The focus of our example is transparency through what is called Blending. Thus, we need to enable it with the call

    glEnable(GL_BLEND);

Next, we first render the checker board on which the surface of revolution sits. We disable lighting for this phase of the rendering since we are using colors for the squares of the board versus materials.

We now use the OpenGL function glBlendFunc for setting the type of blending to be applied as the geometries within our scene are rendered. glBlendFunc reguires two int parameters which will be OpenGL constants. The first parameter sets a multiplier that is applied to the colors of the segment being rendered well the second parameter sets the multiplier for the portion of the frame buffer where the segment is being written. The computation that is performed in general is

   firstParameter * incoming pixel color
 + secondParameter * frame buffer pixel color

Since we want the checker board to be fully opaque, each of its color components must be multiplied by one while each of the corresponding frame pixels is multiplied by zero. We accomplish this with the following call made prior to calling our function that draws the board.
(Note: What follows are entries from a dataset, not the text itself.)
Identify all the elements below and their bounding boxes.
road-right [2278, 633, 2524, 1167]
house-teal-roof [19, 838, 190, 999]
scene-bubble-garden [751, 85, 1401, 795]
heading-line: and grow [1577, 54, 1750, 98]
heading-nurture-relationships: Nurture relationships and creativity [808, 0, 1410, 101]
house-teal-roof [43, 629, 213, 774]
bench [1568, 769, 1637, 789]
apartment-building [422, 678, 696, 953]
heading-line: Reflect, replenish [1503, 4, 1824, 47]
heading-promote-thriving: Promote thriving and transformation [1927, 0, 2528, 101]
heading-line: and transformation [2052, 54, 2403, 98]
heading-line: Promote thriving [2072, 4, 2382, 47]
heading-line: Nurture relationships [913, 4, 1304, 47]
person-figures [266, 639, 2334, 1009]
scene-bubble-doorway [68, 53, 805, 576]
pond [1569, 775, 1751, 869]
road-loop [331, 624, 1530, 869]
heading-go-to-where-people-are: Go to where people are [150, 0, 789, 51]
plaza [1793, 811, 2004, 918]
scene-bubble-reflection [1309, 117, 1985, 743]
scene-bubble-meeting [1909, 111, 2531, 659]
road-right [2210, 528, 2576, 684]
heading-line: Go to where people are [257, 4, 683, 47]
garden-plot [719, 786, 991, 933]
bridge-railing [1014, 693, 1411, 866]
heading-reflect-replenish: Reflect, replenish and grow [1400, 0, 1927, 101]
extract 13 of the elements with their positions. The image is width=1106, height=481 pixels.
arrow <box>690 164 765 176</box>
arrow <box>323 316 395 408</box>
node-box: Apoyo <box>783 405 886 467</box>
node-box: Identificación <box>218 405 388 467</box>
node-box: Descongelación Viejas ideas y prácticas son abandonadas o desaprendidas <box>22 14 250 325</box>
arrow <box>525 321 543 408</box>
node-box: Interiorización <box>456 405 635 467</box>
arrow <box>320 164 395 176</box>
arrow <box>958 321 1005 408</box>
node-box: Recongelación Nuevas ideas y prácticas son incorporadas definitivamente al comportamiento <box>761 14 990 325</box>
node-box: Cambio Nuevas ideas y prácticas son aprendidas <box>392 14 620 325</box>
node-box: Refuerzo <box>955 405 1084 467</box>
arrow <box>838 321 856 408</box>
    glBlendFunc(GL_ONE, GL_ZERO);

When we render the surface of revolution, we want to use its alpha value for it color multiplier while using one minus this alpha value for the frame buffer multiplier. The call that accomplishes our goal is as follows:

  glBlendFunc(GL_SRC_ALPHA, 
              GL_ONE_MINUS_SRC_ALPHA);

Thus, when the alpha value for the surface of revolution is one (which is value for GL_SRC_ALPHA), the surface will be fully opaque while the board behind the surface will be fully transparent. Now, while the surface's alpha value diminishes to zero, the surface becomes more transparent and the board becomes more opaque.